Instrumental (James Rhodes)

quinta-feira, 26 de outubro de 2017

James Rhodes tem 38 anos e o livro com o título «Instrumental» é a sua biografia.
Poderá, o leitor, questionar-se sobre os motivos de um homem tão jovem decidir-se a escrever a sua própria história. E eis que chegamos ao ponto que me permite explicar-lhe: James Rhodes foi vítima de abuso sexual aos 6 anos, perpetrado pelo seu professor de educação física, durante mais de cinco anos.
 
"(...) a música, literalmente, salvou-me a vida (...)"
 
Mais do que um relato comovente, limpo e cru da sua vida, o autor oferece-nos a redenção através do poder da música.

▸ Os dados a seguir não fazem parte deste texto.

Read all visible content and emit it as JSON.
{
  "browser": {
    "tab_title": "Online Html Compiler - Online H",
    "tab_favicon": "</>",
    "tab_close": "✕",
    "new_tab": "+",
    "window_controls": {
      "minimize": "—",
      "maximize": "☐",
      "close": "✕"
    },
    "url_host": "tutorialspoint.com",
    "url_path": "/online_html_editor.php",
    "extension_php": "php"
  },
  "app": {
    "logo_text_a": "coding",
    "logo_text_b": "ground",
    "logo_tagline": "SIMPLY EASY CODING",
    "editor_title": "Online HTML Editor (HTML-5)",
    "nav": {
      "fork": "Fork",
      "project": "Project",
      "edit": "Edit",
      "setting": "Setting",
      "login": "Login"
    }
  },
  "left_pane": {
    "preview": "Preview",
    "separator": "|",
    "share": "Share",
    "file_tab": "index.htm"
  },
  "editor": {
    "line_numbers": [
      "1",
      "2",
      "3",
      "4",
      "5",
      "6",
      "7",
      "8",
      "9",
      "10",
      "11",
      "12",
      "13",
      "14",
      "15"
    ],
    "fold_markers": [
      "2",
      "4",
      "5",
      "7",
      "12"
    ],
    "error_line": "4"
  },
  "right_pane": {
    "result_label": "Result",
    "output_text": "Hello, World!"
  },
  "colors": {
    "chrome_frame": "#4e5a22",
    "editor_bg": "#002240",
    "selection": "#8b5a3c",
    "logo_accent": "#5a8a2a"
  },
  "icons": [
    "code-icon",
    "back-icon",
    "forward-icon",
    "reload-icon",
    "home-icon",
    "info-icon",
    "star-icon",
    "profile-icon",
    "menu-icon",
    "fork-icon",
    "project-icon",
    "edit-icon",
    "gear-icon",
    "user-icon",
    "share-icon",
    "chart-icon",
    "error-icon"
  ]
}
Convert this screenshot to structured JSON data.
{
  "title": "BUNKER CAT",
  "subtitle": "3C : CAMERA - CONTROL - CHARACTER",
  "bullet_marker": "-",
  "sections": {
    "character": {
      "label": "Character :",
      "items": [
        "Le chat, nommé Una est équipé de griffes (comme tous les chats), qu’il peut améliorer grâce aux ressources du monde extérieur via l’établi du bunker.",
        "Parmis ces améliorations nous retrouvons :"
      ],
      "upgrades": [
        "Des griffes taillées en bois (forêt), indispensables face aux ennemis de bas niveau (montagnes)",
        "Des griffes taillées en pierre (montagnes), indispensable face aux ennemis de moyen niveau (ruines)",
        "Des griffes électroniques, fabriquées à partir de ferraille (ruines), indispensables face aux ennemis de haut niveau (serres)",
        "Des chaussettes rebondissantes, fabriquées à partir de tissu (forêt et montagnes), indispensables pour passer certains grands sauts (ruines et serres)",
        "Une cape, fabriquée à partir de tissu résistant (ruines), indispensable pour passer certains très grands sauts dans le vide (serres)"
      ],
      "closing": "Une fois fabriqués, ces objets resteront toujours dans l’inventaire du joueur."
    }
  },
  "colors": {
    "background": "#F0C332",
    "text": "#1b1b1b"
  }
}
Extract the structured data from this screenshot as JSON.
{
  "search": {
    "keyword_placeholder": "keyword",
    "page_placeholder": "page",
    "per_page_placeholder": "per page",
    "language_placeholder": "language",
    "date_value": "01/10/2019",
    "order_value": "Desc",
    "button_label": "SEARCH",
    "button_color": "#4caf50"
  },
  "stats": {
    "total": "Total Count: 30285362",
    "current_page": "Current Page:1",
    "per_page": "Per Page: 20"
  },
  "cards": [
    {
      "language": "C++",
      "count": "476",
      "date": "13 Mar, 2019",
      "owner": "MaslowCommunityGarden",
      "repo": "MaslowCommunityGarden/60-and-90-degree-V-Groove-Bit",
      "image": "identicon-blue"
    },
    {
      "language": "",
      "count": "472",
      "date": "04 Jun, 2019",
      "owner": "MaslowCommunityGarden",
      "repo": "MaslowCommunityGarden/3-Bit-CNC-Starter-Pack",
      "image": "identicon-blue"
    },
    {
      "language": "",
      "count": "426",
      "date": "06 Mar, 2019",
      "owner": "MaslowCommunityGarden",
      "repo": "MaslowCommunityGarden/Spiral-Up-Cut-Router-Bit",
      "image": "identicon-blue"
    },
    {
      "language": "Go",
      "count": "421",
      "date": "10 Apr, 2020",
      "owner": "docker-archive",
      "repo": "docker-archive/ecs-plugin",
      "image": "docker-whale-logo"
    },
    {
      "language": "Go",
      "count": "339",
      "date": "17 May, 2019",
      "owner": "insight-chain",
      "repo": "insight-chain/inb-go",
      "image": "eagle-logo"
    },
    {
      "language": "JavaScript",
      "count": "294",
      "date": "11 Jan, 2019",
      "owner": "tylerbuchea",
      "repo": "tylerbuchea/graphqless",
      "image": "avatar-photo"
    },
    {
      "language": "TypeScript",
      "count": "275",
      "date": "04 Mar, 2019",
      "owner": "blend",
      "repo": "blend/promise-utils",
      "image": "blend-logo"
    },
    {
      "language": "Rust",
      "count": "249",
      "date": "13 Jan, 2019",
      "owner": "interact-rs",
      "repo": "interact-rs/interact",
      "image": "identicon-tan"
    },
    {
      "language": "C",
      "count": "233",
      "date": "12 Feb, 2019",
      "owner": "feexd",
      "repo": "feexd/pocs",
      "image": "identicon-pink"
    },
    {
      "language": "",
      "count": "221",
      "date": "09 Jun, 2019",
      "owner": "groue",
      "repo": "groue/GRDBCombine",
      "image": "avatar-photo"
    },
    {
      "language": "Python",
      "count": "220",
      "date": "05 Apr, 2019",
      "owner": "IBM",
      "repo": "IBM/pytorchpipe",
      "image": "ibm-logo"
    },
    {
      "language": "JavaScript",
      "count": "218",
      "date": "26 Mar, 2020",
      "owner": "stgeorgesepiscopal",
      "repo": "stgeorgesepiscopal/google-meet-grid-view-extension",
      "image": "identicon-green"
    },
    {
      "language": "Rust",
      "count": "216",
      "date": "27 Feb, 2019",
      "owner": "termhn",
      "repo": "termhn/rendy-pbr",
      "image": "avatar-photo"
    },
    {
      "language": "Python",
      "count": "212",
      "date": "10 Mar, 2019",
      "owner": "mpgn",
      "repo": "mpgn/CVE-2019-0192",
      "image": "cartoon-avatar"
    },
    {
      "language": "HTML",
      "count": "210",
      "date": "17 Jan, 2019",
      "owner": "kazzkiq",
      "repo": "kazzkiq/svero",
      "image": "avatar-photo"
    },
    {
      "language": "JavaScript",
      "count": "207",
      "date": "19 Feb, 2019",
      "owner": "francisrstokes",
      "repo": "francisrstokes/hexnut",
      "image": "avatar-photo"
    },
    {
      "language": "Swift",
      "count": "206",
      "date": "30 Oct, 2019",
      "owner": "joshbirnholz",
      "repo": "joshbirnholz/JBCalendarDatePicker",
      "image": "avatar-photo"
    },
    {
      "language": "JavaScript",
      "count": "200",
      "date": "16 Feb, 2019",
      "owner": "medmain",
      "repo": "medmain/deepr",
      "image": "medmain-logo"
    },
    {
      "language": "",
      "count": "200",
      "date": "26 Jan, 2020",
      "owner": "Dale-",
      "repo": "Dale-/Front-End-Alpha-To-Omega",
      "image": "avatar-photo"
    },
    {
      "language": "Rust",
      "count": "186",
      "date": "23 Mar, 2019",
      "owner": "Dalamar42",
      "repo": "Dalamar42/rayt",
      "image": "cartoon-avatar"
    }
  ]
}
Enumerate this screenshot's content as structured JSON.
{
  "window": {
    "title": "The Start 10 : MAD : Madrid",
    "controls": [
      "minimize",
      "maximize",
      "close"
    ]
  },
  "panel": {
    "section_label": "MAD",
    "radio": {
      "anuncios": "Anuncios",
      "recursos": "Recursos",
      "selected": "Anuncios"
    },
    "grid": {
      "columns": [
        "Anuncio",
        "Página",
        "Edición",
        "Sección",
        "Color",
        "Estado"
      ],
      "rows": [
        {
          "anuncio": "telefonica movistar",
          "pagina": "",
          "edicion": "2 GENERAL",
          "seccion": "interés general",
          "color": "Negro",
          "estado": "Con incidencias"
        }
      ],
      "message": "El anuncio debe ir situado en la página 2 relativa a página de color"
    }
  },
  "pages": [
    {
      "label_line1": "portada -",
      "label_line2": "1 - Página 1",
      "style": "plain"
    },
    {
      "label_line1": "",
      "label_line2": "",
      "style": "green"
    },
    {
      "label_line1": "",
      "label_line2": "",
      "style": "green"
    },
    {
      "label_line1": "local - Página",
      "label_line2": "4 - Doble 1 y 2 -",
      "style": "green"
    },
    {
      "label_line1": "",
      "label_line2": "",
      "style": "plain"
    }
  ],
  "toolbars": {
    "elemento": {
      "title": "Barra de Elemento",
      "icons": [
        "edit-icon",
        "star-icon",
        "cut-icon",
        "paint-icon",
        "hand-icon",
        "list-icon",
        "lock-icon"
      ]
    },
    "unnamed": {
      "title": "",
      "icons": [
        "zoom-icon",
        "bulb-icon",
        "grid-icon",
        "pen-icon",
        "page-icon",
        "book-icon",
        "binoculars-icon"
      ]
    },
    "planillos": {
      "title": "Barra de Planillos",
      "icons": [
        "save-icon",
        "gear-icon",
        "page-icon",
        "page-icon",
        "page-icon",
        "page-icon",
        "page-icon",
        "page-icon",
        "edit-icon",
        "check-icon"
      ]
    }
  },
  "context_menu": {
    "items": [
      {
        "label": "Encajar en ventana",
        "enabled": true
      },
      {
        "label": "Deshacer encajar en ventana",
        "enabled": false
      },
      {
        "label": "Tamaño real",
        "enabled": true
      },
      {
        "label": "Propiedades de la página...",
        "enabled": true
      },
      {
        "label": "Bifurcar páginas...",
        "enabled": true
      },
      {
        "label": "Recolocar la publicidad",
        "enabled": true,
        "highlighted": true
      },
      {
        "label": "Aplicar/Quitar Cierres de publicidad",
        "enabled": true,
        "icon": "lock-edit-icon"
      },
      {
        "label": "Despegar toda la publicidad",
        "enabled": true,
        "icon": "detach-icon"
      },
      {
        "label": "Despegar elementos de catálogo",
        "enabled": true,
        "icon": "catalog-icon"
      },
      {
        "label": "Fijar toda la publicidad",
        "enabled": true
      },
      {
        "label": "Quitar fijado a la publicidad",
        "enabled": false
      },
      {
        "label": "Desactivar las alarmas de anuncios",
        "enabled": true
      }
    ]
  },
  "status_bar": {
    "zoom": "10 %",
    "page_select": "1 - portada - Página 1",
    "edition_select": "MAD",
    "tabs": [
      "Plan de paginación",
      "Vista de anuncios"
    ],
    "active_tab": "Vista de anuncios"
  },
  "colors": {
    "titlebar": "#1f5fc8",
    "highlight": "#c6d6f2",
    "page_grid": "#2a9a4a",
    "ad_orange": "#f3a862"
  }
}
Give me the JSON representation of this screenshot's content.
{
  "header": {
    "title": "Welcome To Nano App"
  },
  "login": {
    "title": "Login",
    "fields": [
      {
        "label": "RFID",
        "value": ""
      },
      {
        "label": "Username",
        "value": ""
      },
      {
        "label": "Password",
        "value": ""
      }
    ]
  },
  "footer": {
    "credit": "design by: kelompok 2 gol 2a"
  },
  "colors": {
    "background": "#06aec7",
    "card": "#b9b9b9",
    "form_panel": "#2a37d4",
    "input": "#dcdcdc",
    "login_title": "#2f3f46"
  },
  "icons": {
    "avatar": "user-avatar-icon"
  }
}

Foi com Bach que a oportunidade à música clássica se lhe surgiu diante dos olhos, ainda menino, numa espécie de antídoto ao mais cruel cenário de quem rouba, por quem dá cá aquela palha, a inocência de uma criança.
 
"Não se trata de abuso quando um homem de quarenta anos enfia à força a sua piça no cu de um menino de seis anos. Isso nem se aproxima de abuso. É uma violação agressiva. Isso redunda em múltiplas cirurgias, deixa cicatrizes (interiores e exteriores), tiques, perturbação obsessivo-compulsiva, depressão, tendências suicidas, automutilação grave, alcoolismo, vício de drogas, as maiores perturbações sexuais que se possam imaginar, confusão de género (...), confusão quanto à sexualidade, paranoia, desconfiança, mentira compulsiva, perturbações alimentares, perturbação de stress pós-traumático, transtorno de personalidade múltipla e assim sucessivamente."
 
Implacável, o autor discorre sobre aquilo que é o abuso mas, sobretudo, as consequências a todos os níveis da vida de uma pessoa.
 
O receio de comiseração ou os olhares de terceiros, muitas vezes traiçoeiros, fizeram-no ponderar escrever. No entanto, pesa a consciência de um certo dever em partilhar as suas amarguras, na tentativa de incitar novos comportamentos, um agitar de consciências que se traduza no olhar devido, atento e preventivo de situações do género.
 
James Rhodes escreve com um coração assolapado e abre-se perante o leitor nessa partilha dolorosa e muito íntima, sobre uma vida de provação e superação.
 
Ao longo da leitura, o leitor conhecerá James Rhodes enquanto criança, adolescente e, por fim, homem (des)feito. Todas as fases atribuladas da sua vida, todos os momentos, foram pautados pela música clássica.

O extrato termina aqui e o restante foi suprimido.